The railroad bridge dates back to 1899. Crews have been busy removing the rails and replacing the surface with concrete, as well as adding a railing.

A $120,000 cash investment from the Trail Volunteer Fund made the project possible, money that came from a Pittsburgh Foundation grant. Completing the project was a community effort, said Armstrong Trails Executive Director Chris Ziegler. Hiles Excavating of Chicora and Holbein Inc. of Freeport donated equipment and crews to complete the trail; volunteers came out to lend a hand.

The Armstrong Trails system will eventually link to the Butler-Freeport and Tredway trails. It also will connect to regional trail networks like the Erie to Pittsburgh Trail, the Pittsburgh to Harrisburg Main Line Canal Greenway, and the larger Industrial Heartland Trails network.
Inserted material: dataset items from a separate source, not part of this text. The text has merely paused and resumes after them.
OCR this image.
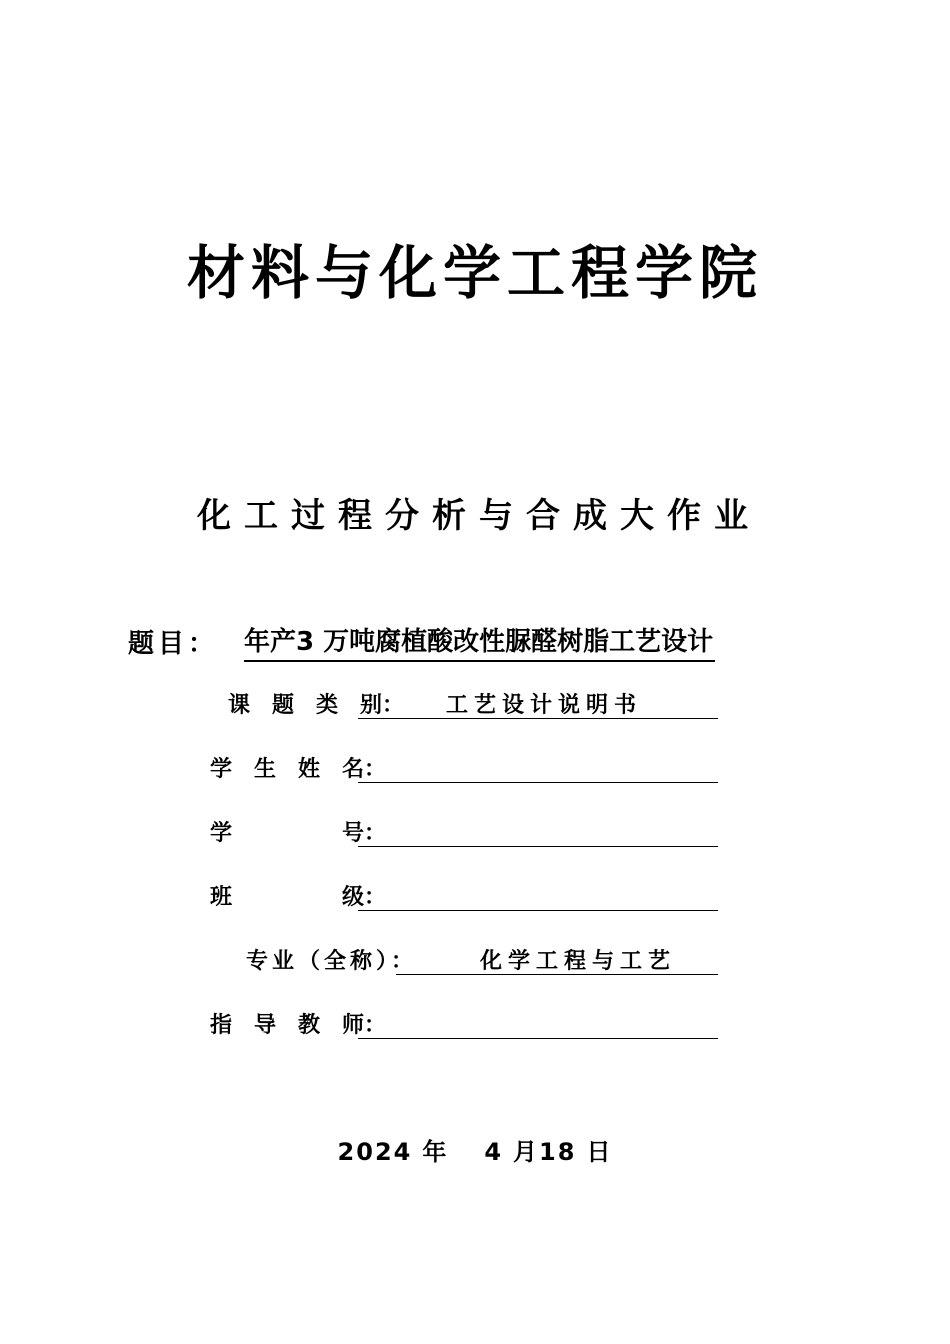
材料与化学工程学院
化工过程分析与合成大作业
题目： 年产3 万吨腐植酸改性脲醛树脂工艺设计
课　题　类　别： 工艺设计说明书
学　生　姓　名：
学　　　　　号：
班　　　　　级：
专业（全称）：	化学工程与工艺
指　导　教　师：
2024 年 4 月18 日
As the trail has grown, so has its popularity.

“The first day we opened the trail on this new section, we saw this gigantic influx of people and it was like, did someone turn the switch on?” Ziegler said.

Businesses like vacation rentals, coffee shops and breweries have opened as a result of the increased traffic.

Speaking at the opening ceremony, DCNR Secretary Cindy Dunn talked about how the trail also connects people and communities.

“From a statewide level, this is probably the most significant trail gap I’ve had the honor of closing this year,” she said. What gives Pennsylvania its greatest hope for the future, she added, is cultivating the best places to live, work, and play, “and that’s places where there are amenities like trails, where there are parks, where there are beautiful communities nestled along the banks of these rivers.”

Armstrong Trails already has funding for its next expansion, a 4-mile stretch to Leechburg. That project is expected to be completed in time for summer.